Sunday, February 13, 2011

Stanbrook Abbey 3: East Hendred continued

In one sense it could be said that the inner workings of an enclosed contemplative order are no business of an outsider, not even a devoted Catholic lay person. But if those workings have a bearing on a place like Stanbrook then I would at least invoke the Catholic Heritage argument as mentioned earlier. Originally I did not set out in 2008 to know the details of what went on at Stanbrook during the last decade. It was only when I found Dame Catherine's piece online a couple of years ago, (written 24th Jan 2008), that I began to feel uneasy about what may have happened there. It may of course have nothing to do with the move decision, but as I said earlier the timing of it all occasioned deep misgivings.
In her New Statesman Faith Column post, Dame Catherine wrote as follows about her life at Stanbrook and what brought it to an end: (Post title "What matters is not the sacrifice but the music: the role of work is central to the Benedictine way of life") She speaks first of a period of adjustment to work in the monastery scullery and the kitchen. She is a Cambridge graduate and was in banking before entering the monastery. Then she goes on:
"Assignment to the printing room* brought with it two great blessings.: I began to work alongside a woman of rare nobility and huge moral stature, Dame Hildelith Cummings, who made me think aboutthe white space on the page, the colour of black, the texture and smell of paper and ink, the moral import of all we do. I also found in my Junior Mistress Dame Gertrude Brown, a wise and generous friend, with whom I could argue to my heart's content about all the questions that bubbled up inside. Both were as one in focusing on the contemplative quest of 'preferring nothing whatever to Christ.'

Then my world fell apart. The next few years were lonely and difficult, made all the more so because I was forced into a position where I could not openly tell all I knew and had to endure a number of false accusations....."

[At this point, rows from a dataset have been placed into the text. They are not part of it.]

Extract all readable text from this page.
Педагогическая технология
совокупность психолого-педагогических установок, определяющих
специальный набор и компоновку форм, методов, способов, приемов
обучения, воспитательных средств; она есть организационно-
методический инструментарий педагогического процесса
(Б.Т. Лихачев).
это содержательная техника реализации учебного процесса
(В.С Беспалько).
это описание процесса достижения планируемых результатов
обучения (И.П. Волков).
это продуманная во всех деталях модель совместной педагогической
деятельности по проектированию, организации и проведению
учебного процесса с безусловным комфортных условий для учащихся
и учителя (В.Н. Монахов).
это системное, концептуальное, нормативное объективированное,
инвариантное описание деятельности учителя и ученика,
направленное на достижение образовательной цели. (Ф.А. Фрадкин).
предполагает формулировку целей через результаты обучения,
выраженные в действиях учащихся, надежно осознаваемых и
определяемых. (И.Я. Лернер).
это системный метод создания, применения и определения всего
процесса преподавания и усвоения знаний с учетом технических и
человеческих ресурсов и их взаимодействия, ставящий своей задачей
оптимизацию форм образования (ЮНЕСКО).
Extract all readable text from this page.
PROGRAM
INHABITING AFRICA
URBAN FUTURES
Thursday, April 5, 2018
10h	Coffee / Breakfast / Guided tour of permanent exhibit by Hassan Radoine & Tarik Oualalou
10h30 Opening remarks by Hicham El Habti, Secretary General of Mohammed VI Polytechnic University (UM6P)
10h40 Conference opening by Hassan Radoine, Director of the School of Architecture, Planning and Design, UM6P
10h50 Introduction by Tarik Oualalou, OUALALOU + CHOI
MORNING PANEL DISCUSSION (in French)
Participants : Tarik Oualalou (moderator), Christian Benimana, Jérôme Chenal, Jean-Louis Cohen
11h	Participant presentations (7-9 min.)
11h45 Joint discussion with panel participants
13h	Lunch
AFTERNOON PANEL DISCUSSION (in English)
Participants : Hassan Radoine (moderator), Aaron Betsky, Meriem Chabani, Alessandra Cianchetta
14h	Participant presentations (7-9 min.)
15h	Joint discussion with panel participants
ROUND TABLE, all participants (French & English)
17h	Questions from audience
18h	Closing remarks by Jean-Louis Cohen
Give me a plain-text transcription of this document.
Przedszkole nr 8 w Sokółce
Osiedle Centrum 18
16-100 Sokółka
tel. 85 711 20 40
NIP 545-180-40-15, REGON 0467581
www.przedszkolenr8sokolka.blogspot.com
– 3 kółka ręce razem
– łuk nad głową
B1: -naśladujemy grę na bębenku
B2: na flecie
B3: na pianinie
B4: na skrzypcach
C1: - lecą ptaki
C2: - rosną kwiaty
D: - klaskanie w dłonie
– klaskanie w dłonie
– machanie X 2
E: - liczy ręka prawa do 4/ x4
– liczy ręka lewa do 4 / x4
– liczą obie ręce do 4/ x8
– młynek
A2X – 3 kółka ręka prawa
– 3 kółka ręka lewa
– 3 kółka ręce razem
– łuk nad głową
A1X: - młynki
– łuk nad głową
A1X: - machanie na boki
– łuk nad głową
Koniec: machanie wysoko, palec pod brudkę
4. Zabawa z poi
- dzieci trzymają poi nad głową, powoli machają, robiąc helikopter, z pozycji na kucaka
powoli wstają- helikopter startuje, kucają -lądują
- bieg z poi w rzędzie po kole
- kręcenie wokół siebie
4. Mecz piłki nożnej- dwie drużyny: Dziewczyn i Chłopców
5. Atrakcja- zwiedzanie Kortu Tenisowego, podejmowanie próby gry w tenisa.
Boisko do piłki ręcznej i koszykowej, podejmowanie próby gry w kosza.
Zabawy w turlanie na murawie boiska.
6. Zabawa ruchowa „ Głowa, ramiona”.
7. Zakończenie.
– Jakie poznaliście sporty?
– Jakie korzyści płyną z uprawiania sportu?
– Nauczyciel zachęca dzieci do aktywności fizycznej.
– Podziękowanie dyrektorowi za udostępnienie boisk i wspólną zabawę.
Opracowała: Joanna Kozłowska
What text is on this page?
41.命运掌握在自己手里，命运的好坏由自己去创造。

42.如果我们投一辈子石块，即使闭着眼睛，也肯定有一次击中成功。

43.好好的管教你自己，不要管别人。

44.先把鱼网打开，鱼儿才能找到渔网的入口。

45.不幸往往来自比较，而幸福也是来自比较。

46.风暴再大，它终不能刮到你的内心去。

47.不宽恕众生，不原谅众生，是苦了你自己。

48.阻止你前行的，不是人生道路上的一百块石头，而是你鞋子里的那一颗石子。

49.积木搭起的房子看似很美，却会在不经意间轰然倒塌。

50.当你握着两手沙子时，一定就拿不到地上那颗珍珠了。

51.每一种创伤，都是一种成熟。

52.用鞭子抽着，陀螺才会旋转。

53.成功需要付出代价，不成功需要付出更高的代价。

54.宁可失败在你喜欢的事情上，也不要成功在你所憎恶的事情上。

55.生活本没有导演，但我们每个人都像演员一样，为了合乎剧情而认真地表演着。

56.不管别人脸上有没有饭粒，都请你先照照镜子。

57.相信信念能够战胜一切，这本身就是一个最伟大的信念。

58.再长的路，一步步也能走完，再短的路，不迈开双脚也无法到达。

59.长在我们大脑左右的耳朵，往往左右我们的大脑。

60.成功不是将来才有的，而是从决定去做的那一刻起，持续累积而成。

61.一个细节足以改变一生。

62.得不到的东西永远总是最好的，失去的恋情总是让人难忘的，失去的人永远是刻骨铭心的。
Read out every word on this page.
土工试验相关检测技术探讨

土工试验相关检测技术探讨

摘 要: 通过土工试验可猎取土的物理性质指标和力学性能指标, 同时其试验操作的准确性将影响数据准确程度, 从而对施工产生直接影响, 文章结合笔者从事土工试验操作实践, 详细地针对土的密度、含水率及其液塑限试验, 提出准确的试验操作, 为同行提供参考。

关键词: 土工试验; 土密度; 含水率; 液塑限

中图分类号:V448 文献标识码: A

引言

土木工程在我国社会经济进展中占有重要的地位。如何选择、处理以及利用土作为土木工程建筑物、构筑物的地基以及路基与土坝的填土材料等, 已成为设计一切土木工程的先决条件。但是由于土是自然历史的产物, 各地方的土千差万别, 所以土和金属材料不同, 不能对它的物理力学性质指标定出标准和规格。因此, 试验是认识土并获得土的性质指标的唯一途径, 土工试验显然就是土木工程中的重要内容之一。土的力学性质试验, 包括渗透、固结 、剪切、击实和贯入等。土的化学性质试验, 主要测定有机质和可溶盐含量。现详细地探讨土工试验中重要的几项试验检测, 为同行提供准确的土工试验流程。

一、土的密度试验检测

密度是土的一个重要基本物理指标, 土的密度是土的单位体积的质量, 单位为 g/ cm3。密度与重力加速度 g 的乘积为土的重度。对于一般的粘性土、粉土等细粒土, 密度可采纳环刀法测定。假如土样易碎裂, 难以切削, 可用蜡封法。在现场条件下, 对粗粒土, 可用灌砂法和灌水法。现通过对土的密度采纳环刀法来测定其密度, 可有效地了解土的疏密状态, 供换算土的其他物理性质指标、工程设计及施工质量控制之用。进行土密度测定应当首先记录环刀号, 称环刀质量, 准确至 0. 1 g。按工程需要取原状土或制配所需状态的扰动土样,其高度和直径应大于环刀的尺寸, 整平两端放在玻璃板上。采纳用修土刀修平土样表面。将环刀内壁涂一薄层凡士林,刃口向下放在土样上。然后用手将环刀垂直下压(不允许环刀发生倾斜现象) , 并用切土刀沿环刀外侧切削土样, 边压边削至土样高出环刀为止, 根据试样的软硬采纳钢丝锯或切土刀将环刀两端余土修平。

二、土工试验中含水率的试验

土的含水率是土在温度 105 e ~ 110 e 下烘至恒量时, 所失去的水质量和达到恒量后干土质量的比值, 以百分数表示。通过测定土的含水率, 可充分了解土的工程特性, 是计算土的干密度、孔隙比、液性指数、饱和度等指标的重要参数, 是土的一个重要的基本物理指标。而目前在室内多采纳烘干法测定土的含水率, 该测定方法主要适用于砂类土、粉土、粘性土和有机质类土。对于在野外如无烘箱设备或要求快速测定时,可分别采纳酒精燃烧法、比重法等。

It shook her faith in the Church and her institutions and she goes on to say how she was saved by the Rule of St Benedict.

There were several sympathetic comments from people who know Dame Catherine and some from a person who criticised her for washing dirty linen in public, a particularly nasty phrase in view of the circumstances. Dame Catherine reacted with dignity and charity, inviting the person (who had written under a pseudonym) to write to her privately.

It was an unfair accusation. Dame C had tried to do the impossible, that is, tell the truth about why she had left Stanbrook without naming the people who had hurt her or giving any details of how they had done it. To my knowledge, apart from this slight lifting of the veil, both Stanbrook and EH have been silent on the issue. Except, I've just remembered that Dame C wrote a short letter to the Times Editor in 2006 stating that she and two others had left because of ' a matter of conscience'. I only discovered this letter online yesterday.

My own feelings in her favour were increased by the fact that Dame Teresa Rodrigues, a senior nun and a famous scholar in her own right among those who know the Benedictine English world, also left Stanbrook and went with Dame CW and Dame Lucy King to EH. To leave S. must have been even worse for her. Dame TR died at the beginning of 2010 aged 79 (RIP) I had correspondence with her in 2004, from EH but did not know the situation then. She put me in touch with Rumer Godden's daughter, who in her turn gave me an unpublished poem by her late mother, 'The Christmas Rose' . May she too rest in peace.

More Stanbrook musings asap, probably Tuesday DV, when I will share more of my own Stanbrook experiences and particularly of Dame Felicitas Corrigan, may she rest in peace. Also need to bring you up to date with what has happened to Dame Joanna Jamieson, the former Abbess.


* The print room: Many of you will know that Stanbrook was famous for its fine printing. It had the oldest printing press in the country. I do hope the Community have taken it with them to Wass.